2010 BPR Correlation Analysis

As part of BPR F1’s ongoing season wrap-up, I thought that reviewing the correlation between the BPR POWER rating and the actual on-track results during the 2010 Formula 1 season would be a worthwhile exercise.

For the less mathematically-inclined, correlation is a study of the relationship between two sets of variables (a good, brief explanation of correlation can be found here).  In evaluating the POWER rating’s relationship to on-track results, I used one of the most common methods of displaying correlation: a correlation coefficient.  A correlation coefficient ranges from -1.0 to +1.0. The closer the coefficient is to +1 or -1, the more closely the two sets of variables are related.  Once again, the foregoing link provides a good explanation of what a correlation coefficient represents.

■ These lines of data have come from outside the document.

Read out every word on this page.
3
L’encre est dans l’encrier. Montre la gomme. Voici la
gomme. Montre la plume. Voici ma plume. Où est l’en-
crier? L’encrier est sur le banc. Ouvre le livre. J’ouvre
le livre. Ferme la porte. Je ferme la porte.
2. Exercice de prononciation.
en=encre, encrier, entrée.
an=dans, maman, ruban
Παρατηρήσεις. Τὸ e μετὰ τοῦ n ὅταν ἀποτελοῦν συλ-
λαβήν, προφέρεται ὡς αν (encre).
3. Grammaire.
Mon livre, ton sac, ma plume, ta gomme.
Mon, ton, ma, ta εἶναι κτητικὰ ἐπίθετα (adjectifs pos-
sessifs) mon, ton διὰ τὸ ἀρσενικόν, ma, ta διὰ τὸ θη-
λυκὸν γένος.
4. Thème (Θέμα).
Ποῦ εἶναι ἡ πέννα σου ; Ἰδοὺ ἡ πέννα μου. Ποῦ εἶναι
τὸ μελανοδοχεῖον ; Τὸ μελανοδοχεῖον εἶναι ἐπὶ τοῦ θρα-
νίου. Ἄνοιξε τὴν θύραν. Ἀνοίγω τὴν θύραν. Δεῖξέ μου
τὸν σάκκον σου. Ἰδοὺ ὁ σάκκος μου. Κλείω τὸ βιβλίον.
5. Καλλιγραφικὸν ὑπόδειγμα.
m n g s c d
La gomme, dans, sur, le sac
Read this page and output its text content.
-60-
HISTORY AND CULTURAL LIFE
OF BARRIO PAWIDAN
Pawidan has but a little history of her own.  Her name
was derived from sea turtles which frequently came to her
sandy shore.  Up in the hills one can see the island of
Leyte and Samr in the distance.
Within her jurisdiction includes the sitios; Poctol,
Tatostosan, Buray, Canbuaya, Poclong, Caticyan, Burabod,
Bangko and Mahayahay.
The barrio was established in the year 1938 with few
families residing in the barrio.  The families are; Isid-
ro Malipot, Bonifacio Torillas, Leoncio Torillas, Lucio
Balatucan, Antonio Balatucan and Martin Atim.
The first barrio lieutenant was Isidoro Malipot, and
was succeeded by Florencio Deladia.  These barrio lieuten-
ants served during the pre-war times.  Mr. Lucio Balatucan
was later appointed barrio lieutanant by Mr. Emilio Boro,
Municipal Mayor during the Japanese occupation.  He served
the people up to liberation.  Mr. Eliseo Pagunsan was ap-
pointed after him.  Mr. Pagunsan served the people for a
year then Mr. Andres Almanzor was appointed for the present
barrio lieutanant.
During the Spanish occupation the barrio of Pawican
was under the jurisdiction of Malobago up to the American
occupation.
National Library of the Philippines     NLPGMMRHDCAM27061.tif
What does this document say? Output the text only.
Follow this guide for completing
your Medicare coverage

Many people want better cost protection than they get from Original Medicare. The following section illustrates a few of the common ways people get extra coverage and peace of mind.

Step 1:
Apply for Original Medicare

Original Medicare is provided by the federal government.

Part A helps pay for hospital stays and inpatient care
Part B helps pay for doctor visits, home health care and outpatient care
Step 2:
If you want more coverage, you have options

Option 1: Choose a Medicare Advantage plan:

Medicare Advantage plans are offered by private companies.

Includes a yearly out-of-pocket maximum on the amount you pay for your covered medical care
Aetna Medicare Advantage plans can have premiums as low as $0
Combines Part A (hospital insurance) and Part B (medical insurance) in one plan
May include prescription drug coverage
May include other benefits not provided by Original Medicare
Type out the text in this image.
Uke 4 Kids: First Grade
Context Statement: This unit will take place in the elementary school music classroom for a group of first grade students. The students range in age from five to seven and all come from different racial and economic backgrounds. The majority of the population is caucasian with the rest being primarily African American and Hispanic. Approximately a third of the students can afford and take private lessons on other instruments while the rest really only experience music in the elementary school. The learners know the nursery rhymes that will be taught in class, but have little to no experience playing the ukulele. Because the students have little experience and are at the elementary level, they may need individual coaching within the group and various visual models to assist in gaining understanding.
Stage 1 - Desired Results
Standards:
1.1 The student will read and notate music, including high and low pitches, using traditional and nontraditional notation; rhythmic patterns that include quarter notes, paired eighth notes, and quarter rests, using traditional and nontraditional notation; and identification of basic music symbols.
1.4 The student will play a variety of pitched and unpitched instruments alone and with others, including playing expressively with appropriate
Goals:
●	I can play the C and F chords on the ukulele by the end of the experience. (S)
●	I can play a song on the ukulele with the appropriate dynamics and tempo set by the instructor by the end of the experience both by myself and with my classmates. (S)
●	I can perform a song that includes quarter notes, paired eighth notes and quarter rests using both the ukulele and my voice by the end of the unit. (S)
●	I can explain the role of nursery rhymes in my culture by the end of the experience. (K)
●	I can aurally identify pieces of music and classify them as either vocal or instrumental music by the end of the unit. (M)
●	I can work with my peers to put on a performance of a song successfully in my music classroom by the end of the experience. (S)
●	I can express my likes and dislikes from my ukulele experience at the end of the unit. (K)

My main purpose in running a correlation analysis was to evaluate how well the BPR POWER rating predicted the next round’s results throughout the 2010 Formula 1 season.  It wouldn’t make sense to run a correlation between the individual-round BPR ratings and the on-track results from that same event, as the BPR formula is based solely on on-track performance and inherently correlated.  Therefore, I ran the “CORREL” function in Microsoft Excel for the POWER rating preceding each round against the next round’s results.  To illustrate: the post-Bahrain POWER rating was correlated to the results of Australia, the post-Australia POWER rating was correlated to the results of Malaysia, and so on.  For those that are interested, Excel’s CORREL function uses the covariance of the variable sets and the standard deviations of each set to arrive at its correlation coefficient output.

I evaluated the POWER rating’s correlation to the finishing position of all 24 driver/entries at subsequent rounds in two ways: by utilizing the actual POWER rating as well as the rankings based on the POWER rating which are included in each BPR table posted on BPR F1.  The results of each correlation analysis are provided in the tables below, with the corresponding results being utilized to generate a line plot also displayed below.  The POWER rating’s correlations were inversed from negative to positive to allow for continuity in graphing.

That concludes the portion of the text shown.